The more things change, the more they stay the same. In this case, Mirav Mizrachi remains out of reach even for the newly-promoted Sergeant Joe Rock, because she has gotten a direct commission to be an officer.
There are many different paths to becoming an officer. Probably the most common one is to go through ROTC (Reserve Officers Training Corps) in college or university. You attend military classes as you are enrolled in regular degree-seeking education. Upon graduation, you are commissioned as an officer in the military or Coast Guard (Coast Guard being Department of Homeland Security, not Department of Defense, because they serve a “police” mission).
Another way is to go through an Officer Academy: West Point for the Army, Annapolis for the Navy, or the Air Force Academy in Colorado Springs. Other academies are held in similar esteem and it is possible to receive a commission at other 4-year military colleges.
And then there’s Direct Commission, where someone with enough experience can apply for, and get approved for, direct commission to become an officer. There may be certain schools one has to attend prior to, or within a period of time after, the commissioning, but it allows a person to essentially just ask to become an officer based on their qualifications. It can be done relatively easily if someone wants to become an officer in a job that has a critical shortage of officers, or it can be hard if someone wants to be an officer in a branch that doesn’t really need a lot of officers. The criteria change a lot, though, especially if a lot of people leave the Army to pursue other careers and a once-full job starts becoming a shortage.
In this case, Mirav Mizrachi, who we met as a Staff Sergeant, has applied for a Direct Commission and gotten approval for it. She now starts as a Second Lieutenant, the lowest of the US Army officer ranks. Her branch is Military Intelligence, and eventually we will learn how she qualified for her position. But regardless, being promoted to officer once again means that it would be against the regulations for Joe to ask her out, since once again she is across the “rank barrier” (Enlisted, NCOs, Junior Officers and Senior/Flag Officers).

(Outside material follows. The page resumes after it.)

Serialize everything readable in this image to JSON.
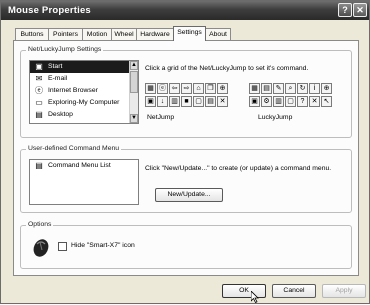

As for “which career path is best” for becoming an officer, each have relative strengths and weaknesses. Attending a 4-year academy allows you to become thoroughly immersed in lessons on leadership and officer culture. On the other hand, it can also make it hard to relate to subordinates, most of whom will not have any experience with that “full immersion” culture. ROTC allows for a long period of in-depth study as well, but officer training is conducted concurrent with a very “civilian” lifestyle that may make a graduate feel a bit too comfortable mixing with future subordinates as a “buddy”. Direct commission candidates frequently have a lot of experience as NCOs, which makes them good leaders, but they may have a hard time “letting go” and letting future NCOs under their command do their jobs. Of course, not everyone falls into these pitfalls, and it is possible to excel if one is able to maintain a good sense of self-awareness.